The annual Pardon has been famous since the 1400s as both a sacred and secular event, reaching its height in the late 1800s, when some 15,000 pilgrims came either by sea or on foot from every corner of Brittany. In the 1950s, religious fervour began to decline and by the 1970s the Pardon was not especially well-attended.

A REVIVAL

The year 1990 marked the bicentenary of Saint-Jean, with new stained-glass panels inaugurated in the church, so the locals decided to revive the Pardon. In 1998, a hundred years after French writer Anatole Le Bras described the tradition in his book ‘Le pardon du feu’ (The Fire Pardon), Saint-Jean were celebrating as their ancestors had done so many years before: locals dressed in traditional costume, forming a procession leading to the square of Place Robert Le Meur, where they would bow to the banners before heading to the church for the service. The grand procession is led by a small child who symbolised John the Baptist; the men carry the crosses and the women carry the banners. Sacred songs are sung as they proceed to the stone cross and the fountain of Pen ar C’hra, then the sacred fire known as the Tantad is lit to close the ceremony.

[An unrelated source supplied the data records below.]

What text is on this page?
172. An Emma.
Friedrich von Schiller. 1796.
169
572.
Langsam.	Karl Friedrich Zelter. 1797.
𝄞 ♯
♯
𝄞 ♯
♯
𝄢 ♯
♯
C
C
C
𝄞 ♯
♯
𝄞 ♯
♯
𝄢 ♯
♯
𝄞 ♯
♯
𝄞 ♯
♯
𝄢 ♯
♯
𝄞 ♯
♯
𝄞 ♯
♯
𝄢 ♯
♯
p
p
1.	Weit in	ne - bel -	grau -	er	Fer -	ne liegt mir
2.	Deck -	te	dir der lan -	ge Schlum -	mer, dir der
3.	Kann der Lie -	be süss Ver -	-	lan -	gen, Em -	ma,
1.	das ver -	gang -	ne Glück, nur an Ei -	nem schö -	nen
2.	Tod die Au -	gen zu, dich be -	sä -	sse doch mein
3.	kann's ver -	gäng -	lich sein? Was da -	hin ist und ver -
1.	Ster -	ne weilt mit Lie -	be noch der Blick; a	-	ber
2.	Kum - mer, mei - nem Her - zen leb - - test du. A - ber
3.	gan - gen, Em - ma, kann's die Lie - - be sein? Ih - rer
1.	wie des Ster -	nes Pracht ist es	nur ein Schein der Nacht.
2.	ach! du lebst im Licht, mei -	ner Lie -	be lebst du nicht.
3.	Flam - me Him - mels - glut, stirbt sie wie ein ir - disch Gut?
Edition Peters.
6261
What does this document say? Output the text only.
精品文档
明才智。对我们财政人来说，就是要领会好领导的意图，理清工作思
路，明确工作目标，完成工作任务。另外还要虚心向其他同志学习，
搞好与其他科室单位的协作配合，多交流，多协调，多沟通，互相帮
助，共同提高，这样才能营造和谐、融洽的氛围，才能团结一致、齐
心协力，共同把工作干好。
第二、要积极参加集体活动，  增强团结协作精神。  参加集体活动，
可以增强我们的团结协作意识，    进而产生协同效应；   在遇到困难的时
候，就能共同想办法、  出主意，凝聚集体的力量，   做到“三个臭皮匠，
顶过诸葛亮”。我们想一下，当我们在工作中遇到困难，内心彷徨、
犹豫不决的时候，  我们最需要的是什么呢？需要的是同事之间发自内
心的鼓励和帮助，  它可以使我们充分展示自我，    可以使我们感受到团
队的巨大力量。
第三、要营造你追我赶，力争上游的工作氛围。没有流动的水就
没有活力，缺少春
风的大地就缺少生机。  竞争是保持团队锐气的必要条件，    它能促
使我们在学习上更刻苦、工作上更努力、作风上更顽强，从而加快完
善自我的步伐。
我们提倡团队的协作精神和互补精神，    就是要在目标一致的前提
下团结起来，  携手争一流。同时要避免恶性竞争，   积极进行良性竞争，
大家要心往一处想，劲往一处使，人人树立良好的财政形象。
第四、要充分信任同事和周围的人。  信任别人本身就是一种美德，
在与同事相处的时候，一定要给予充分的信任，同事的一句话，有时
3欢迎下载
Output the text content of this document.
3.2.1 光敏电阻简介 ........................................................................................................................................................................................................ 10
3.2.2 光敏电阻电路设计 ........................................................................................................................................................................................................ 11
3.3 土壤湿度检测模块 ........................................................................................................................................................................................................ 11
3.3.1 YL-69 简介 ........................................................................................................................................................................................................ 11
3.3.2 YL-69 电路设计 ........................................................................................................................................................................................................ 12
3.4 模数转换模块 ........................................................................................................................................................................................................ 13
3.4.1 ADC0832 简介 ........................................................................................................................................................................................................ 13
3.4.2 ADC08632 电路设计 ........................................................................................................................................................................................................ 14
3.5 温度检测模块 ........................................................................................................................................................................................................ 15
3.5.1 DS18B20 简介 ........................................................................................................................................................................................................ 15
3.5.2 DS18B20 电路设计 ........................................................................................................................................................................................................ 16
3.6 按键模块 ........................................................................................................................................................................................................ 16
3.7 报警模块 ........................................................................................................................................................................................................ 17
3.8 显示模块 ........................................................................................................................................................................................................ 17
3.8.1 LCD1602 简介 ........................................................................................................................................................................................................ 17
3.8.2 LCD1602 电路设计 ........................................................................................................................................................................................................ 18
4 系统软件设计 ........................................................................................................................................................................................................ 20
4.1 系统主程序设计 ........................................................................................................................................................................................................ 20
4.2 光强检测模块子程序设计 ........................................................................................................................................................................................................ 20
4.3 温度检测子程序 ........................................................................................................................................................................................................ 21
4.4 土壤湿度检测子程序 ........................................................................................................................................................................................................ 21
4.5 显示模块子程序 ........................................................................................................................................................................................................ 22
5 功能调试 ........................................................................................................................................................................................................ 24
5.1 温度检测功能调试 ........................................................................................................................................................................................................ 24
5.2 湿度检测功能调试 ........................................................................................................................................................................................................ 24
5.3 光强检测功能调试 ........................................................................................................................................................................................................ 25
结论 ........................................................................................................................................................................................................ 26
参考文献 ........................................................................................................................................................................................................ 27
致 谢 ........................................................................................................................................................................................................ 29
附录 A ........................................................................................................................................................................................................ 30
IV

On 24th June 1898, Anatole Le Braz wrote:

‘This spectacle is one of raw, unspeakable beauty. Supple and reptilian, the flame licks around the pyre… This bitter caress hollows it out, searches deep within and almost sculpts it, gradually turning the shapeless pyre into a statue, a colossus, a sort of spiked lizard, surrounded by a halo of blazing cloud and draped with a fiery purple.’

Every year, on the last Sunday in June, the Pardon of Saint-Jean-du-Doigt brings together a crowd of believers and non-believers alike, gathering amicably to keep this ancestral tradition alive.